Putting together a thorough budget sets the foundation for ongoing live tracking of data. Whilst giving you the ability to map expectations around sales and costs in a structured way. Armed with this, your cash management can be put into the proper context of risk and opportunity.
To help evaluate where you are on the Agency Maturity Curve we have created the simple to use Agency Maturity Scorecard – Take the test now
“Too many businesses make life hard for themselves by not having the right financial maturity in place. By following this methodology, you will be running a far more robust operating model.”
Stuart Brown, Portfolio Non-Executive Director
The Enhanced phase of the Agency Maturity Curve houses three elements that are intrinsically linked but need to be developed and focussed on in turn.
Thorough annual budget
A detailed and achievable budget that can be used to formulate an operational plan for the next 12 months
Many agencies can claim to have a budget in place.
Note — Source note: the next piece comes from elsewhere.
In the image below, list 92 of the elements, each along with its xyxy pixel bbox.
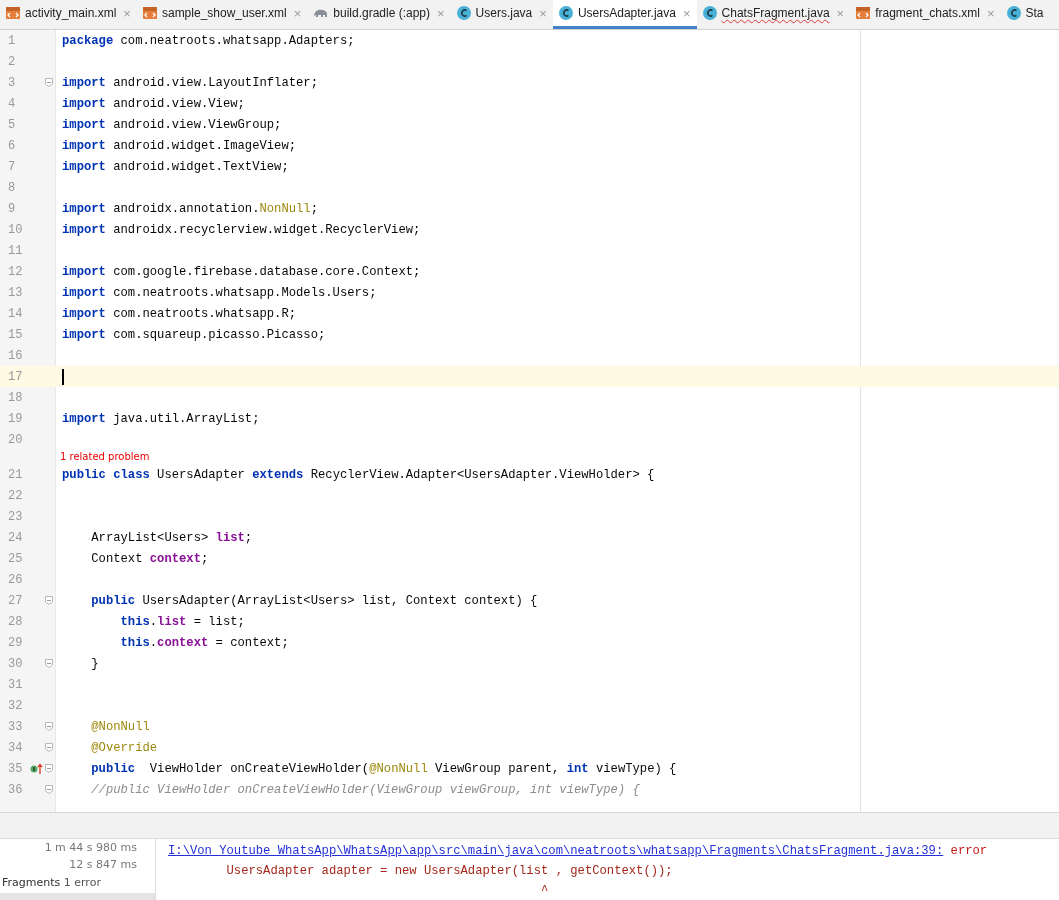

But it is important to have confidence that it has been produced following a robust and meaningful process. A 12-month budget needs to be modelled around the key areas and reporting requirements of the agency. Not just a narrow view of sales or core costs.
Hallmarks of a good budget are if it also includes an accompanying capacity plan, marketing plan, balance sheet, and cash flow model. It should consider departmental reporting and useful recognition of different types of revenue. An effective budget, therefore, is a key part of your business plan for the year ahead.
Live forward projections
Having a near-live view of the business, and being able to project performance
Being able to manage the day-to-day operations of the business is a different task from being able to talk in a consistent manner about the near future. Providing that the Essentials are in place, your budget can be used as a reference point to create a near-live account of how well the agency is doing against the plan.
This is more than just having reporting technology in play. For truly effective projections overheads and revenue need to be updated continuously, and integrated with a live understanding of target, converted, and quoted revenue.
Projections at this level are as much about assurance of meeting the planned future. Rather than just measuring against past expectations.
Rolling Cashflow Forecast
Provide reassurance and warnings around the future cash position
Certainty around cash isn’t just about meeting regular commitments, it’s also about matching reserves to investment, capacity, and contingency.
A 13 week forward-looking rolling forecast should be a minimum standard for all agencies. However, this also needs to be in tandem with appropriate controls on managing that cash.
Knowing that outgoing payments are organised, authorised, and affordable helps to ensure that the budget and forecast are not just realised on paper, but in reality too.
Bringing facts into the figures
In conclusion, focus on the Enhanced aspects of your finance function allows you to align your business closer to your overall objectives.
Being able to understand what might happen in the future – even if you are unable to predict it – provides clarity. As a result, it can reduce stressful situations into something that can be looked at rationally.
This also means that the wider team can input into analysis, and not just the business leaders. Asking questions of every department becomes a cohesive activity. As it is easier to see how their contribution impacts the bigger picture.
While it can take a while to perfect, mastering the Enhanced phase of the Agency Maturity Curve can be transformative. Bringing certainty and predictability, and facts into the figures.